At my previous employer, Wakoopa, we used Elasticsearch for a few of our applications, so we set up a centralized Elasticsearch cluster that is managed with Amazon CloudFormation and Chef.

For the uninitiated: Elasticsearch is a search engine that is built with high availability and horizontal scaling in mind. Node auto-discovery is the process in which an Elasticsearch node (typically a single server) is added to a cluster automatically.

To set up Elasticsearch on EC2, I followed this excellent tutorial. Most of the heavy lifting regarding EC2 (and auto-discovery through the AWS API) is done by the elasticsearch-cloud-aws plugin. However, I had some difficulty getting node auto-discovery to work. At one point I had 3 EC2 instances running Elasticsearch, but each of these nodes promoted itself to master because the other nodes could not be found.

After some googling it appeared that the discovery.type, discovery.ec2.groups, and cloud.aws.region configuration options are the key to get this to work.

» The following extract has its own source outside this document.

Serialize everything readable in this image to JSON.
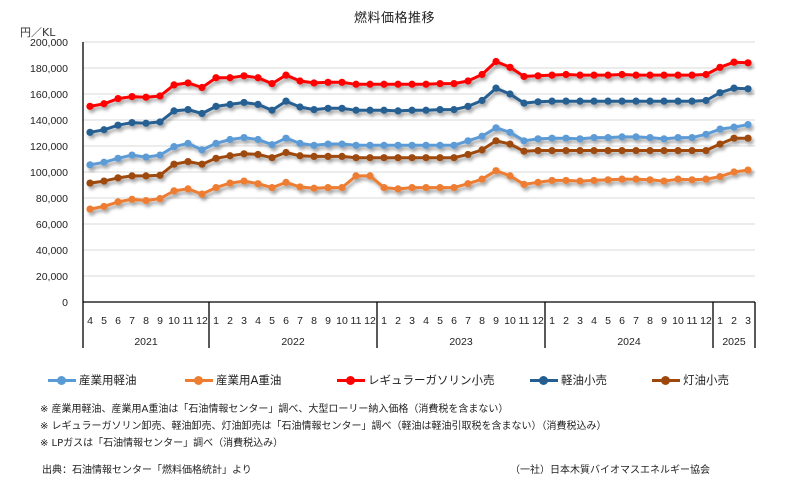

The discovery.type setting must be set to ec2 to tell Elasticsearch to use the AWS API to find suitable EC2 instances that are Elasticsearch nodes. Suitable nodes then get added to the cluster automatically.

The discovery.ec2.groups setting tells Elasticsearch to limit the search for EC2 instances to a certain EC2 Security Group. Without this setting, all running instances in your AWS account will be pinged to see if the instance is an Elasticsearch node. For me this failed. To solve this, add all Elasticsearch nodes to a Security Group and specify the name of the Security Group in this configuration setting. In our case this is elasticsearch.

The cloud.aws.region further limits the search for instances, this time to a specific AWS region.

So, putting it all together, this is how our configuration looks:

cluster:
  name: search.example.com

node:
  name: your-node-name # hostname or IP address

path:
  data: /mnt/elasticsearch/data
  logs: /mnt/elasticsearch/logs

discovery:
  type: ec2

  ec2:
    groups: elasticsearch

gateway:
  type: s3
  s3:
    bucket: your-bucket

cloud:
  aws:
    region: eu-west-1

index:
  number_of_shards: 6

Bonus: to view the status of all your nodes, install the amazing Paramedic plugin. It's an embedded Ember.js app that polls the status of your indeces and nodes, and visualizes their performance.